The integrity of the post-Kafala system relies entirely on advanced digital governance, which centralises compliance and institutionalises trust. Recognising that past abuses were enabled by private employer discretion, the government has moved enforcement power to the state via platforms like Mudad and the Wage Protection System (WPS).

These systems monitor payroll submission, flag breaches like excessive wage deductions, and apply sanctions to non-compliant firms. Furthermore, the Preventive Justice Initiative allows for the automated recovery of unpaid wages without lengthy court proceedings, strengthening worker rights and transparency.
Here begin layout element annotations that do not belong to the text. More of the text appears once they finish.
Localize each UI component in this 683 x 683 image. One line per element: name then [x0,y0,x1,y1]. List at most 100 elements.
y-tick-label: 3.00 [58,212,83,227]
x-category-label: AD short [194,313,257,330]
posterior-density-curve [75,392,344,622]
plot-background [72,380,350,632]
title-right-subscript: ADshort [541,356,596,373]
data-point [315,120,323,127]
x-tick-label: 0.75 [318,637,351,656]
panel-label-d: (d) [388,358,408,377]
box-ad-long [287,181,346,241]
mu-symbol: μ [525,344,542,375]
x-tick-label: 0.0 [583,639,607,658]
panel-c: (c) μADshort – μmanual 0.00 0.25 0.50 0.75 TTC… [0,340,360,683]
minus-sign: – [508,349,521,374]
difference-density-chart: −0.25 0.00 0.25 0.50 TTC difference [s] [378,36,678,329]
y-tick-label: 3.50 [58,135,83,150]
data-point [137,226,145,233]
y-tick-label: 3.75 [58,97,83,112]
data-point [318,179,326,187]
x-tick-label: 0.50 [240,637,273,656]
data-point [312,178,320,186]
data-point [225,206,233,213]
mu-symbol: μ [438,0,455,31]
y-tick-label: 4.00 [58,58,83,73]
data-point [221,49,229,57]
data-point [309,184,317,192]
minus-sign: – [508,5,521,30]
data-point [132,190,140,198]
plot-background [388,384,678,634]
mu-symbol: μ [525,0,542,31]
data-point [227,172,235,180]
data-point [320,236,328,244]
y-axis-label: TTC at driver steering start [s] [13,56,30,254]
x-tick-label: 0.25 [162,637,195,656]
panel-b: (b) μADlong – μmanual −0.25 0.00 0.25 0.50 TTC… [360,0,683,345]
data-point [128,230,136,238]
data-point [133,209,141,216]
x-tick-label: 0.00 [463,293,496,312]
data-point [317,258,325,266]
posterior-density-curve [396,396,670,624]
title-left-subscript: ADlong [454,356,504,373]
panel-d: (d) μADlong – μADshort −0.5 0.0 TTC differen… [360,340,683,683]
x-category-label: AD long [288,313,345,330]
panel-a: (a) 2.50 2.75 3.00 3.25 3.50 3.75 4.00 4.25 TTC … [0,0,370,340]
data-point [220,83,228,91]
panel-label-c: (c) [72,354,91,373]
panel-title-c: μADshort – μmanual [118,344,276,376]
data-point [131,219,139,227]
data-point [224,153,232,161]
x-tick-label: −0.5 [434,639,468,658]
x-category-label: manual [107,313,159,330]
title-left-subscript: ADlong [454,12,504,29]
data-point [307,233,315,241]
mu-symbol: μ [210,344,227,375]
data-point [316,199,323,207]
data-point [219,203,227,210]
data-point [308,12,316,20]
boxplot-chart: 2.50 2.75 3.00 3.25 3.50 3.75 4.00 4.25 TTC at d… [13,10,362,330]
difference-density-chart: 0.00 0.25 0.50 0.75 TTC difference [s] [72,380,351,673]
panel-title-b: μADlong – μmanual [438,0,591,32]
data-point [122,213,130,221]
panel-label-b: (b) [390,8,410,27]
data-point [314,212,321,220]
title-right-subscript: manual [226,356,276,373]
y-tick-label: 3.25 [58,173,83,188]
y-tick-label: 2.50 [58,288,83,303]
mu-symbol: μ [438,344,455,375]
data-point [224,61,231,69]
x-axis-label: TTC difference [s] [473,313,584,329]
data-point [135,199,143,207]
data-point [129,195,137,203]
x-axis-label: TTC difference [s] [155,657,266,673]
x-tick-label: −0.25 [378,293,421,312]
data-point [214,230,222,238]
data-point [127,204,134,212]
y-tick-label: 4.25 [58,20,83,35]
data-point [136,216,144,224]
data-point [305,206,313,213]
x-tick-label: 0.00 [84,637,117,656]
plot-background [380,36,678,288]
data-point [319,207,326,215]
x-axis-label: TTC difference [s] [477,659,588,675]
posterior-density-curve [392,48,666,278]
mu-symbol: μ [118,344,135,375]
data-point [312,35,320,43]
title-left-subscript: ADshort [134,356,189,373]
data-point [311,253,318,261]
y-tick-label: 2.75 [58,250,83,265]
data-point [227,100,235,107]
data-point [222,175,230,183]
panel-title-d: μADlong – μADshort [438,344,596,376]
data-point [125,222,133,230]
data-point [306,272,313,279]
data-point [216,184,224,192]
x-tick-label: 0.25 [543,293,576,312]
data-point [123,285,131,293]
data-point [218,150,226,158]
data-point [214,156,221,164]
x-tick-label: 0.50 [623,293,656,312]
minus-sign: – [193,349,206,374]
Despite these technical advances, two critical areas of structural friction persist. Economically, the sustainability of reduced Saudi unemployment hinges on productivity gains. Modelling indicates that if higher-wage national workers replace lower-productivity expatriate labour without commensurate output improvement, unit labour costs will rise, potentially undermining economic growth and diversification efforts. Policymakers must therefore ensure that HCDP outcomes translate directly into justified private sector productivity.

Ethically, the reforms remain strategically inconsistent. Critics note that millions of the most vulnerable workers, specifically domestic workers (estimated at around four million) and farmers, are excluded from core mobility protections. This systemic gap creates a reputational risk, potentially deterring the highly sensitive international professionals whose expertise Saudi Arabia is actively attempting to attract.

By dismantling the rigidity of the old system and simultaneously implementing digital governance and a skill-based filtering mechanism, Saudi Arabia has engineered a more competitive environment optimised for national workforce expansion and high-skill international talent attraction.

However, the market’s long-term global credibility and economic stability depend on two continuous commitments: extending protections universally to all labour categories and ensuring the productivity of the newly mobilised national workforce consistently meets the ambitious demands of “Vision 2030.”